Interest in the British colonies was first piqued almost nine years in advance, after a letter from Delisle with instructions to a colleague in French-controlled
Quebec about an imminent transit of the planet Mercury fell into American hands in late 1752. This was essentially a dry run for the later observation of Venus, and a rough translation alerted Franklin and Colden, among a handful of others, to the importance of the upcoming event. Franklin, ever attuned to the growing American thirst for scientific findings, duly informed the readers of his
Poor Richard Improved
: “In the Year 1761, the Distance of all the Planets from the Sun will be determined to a great Degree of Exactness by Observations on a Transit of the Planet
Venus
over the Face of the Sun.”
6

The pending arrival of the 1761 transit sparked a concerted international effort. Scientific societies and interested governments across Europe dispatched dozens of observation teams, from the Indian Ocean to Siberia to the coast of Newfoundland, the only place in North America that both offered a clear view and was relatively accessible from existing settlements. Countless others were set up by interested members of the public, their imaginations fired by the Enlightenment vogue for experiential science.

The state of war between Europe's leading scientific powers—Britain and France—hindered a number of these expeditions, while the unanticipated difficulty of determining the transit's precise beginning, or point of contact with the sun, further complicated matters. Particularly vexing to eighteenth-century observers was the so-called black drop effect, an optical illusion that distorted Venus's round shape at the precise moment that it crossed the outlines of the sun. This made consistent and accurate measurement of the transit's duration almost impossible.

Moreover, the preferred method of recording either the beginning or the end of the transit required knowledge of the observer's exact location, something that still eluded contemporary science. Even the geographical coordinates of such established astronomical centers as Paris and Greenwich, England, remained imprecise. Bad weather in a number of important locales further undermined the success of the project.

Harvard mathematics professor John Winthrop, great-great-grandson of the founder of the Massachusetts Bay Colony, set off on a mission to Newfoundland aboard the provincial sloop
Boston
after the governor invoked the utilitarian prospects, as well as local prestige, in his appeal for financial support from the legislature. “You must know that this Phenomenon, (which has been observed but once before since the Creation of the World) will, in all Probability, settle some Questions in Astronomy which may ultimately be very serviceable to
Navigation.… We shall hereby serve the Cause of Science, and do Credit to the Province.”
7

Winthrop and his team, including two of his best students, endured “the infinite swarms of insects” that sought in vain to drive them from their hilltop encampment. Unlike some of the other observers, the Americans—armed with a telescope from Harvard and “an excellent pendulum Clock”—enjoyed fine weather for astronomical observation. “The morning of the 6
th
of June was serene and calm,” Winthrop recorded in his account of the expedition.
8
His findings later proved to have been among the more accurate of any of the worldwide observations, coming in just about 6 percent short of today's accepted figure.
b
However, measurements from the different global teams varied so widely as to make the collated data essentially unusable. The virtuosi would have to do better in 1769.
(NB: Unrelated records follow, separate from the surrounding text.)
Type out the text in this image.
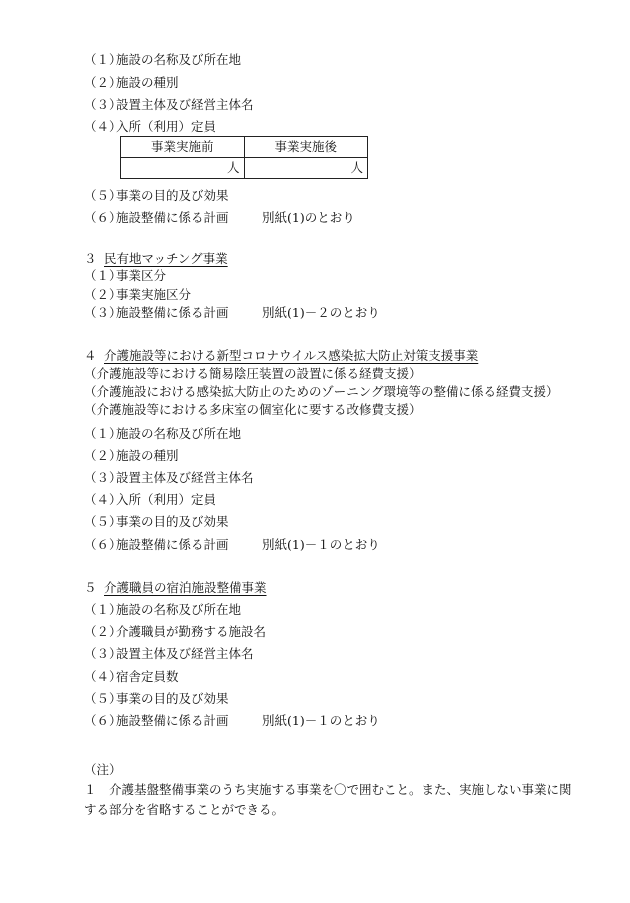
（１）施設の名称及び所在地
（２）施設の種別
（３）設置主体及び経営主体名
（４）入所（利用）定員
事業実施前	事業実施後
人	人
（５）事業の目的及び効果
（６）施設整備に係る計画	別紙(1)のとおり
３ 民有地マッチング事業
（１）事業区分
（２）事業実施区分
（３）施設整備に係る計画	別紙(1)－２のとおり
４ 介護施設等における新型コロナウイルス感染拡大防止対策支援事業
（介護施設等における簡易陰圧装置の設置に係る経費支援）
（介護施設における感染拡大防止のためのゾーニング環境等の整備に係る経費支援）
（介護施設等における多床室の個室化に要する改修費支援）
（１）施設の名称及び所在地
（２）施設の種別
（３）設置主体及び経営主体名
（４）入所（利用）定員
（５）事業の目的及び効果
（６）施設整備に係る計画	別紙(1)－１のとおり
５ 介護職員の宿泊施設整備事業
（１）施設の名称及び所在地
（２）介護職員が勤務する施設名
（３）設置主体及び経営主体名
（４）宿舎定員数
（５）事業の目的及び効果
（６）施設整備に係る計画	別紙(1)－１のとおり
（注）
１　介護基盤整備事業のうち実施する事業を〇で囲むこと。また、実施しない事業に関
する部分を省略することができる。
Prospects for success during the second of the two eighteenth-century transits were greatly enhanced by the fact that it would be far more visible in both Europe and North America than the first one had been. That this second transit was just eight years away certainly helped as well, something the Royal Society noted with palpable relief: “In this uncertainty, the astronomers of the present age are peculiarly fortunate in being able so soon to have recourse to another transit of Venus in 1769.”
9
Technology and methods of measurement had also improved considerably in the intervening years, feeding hopes that this time the virtuosi would be able to inform the world of the true size of the universe.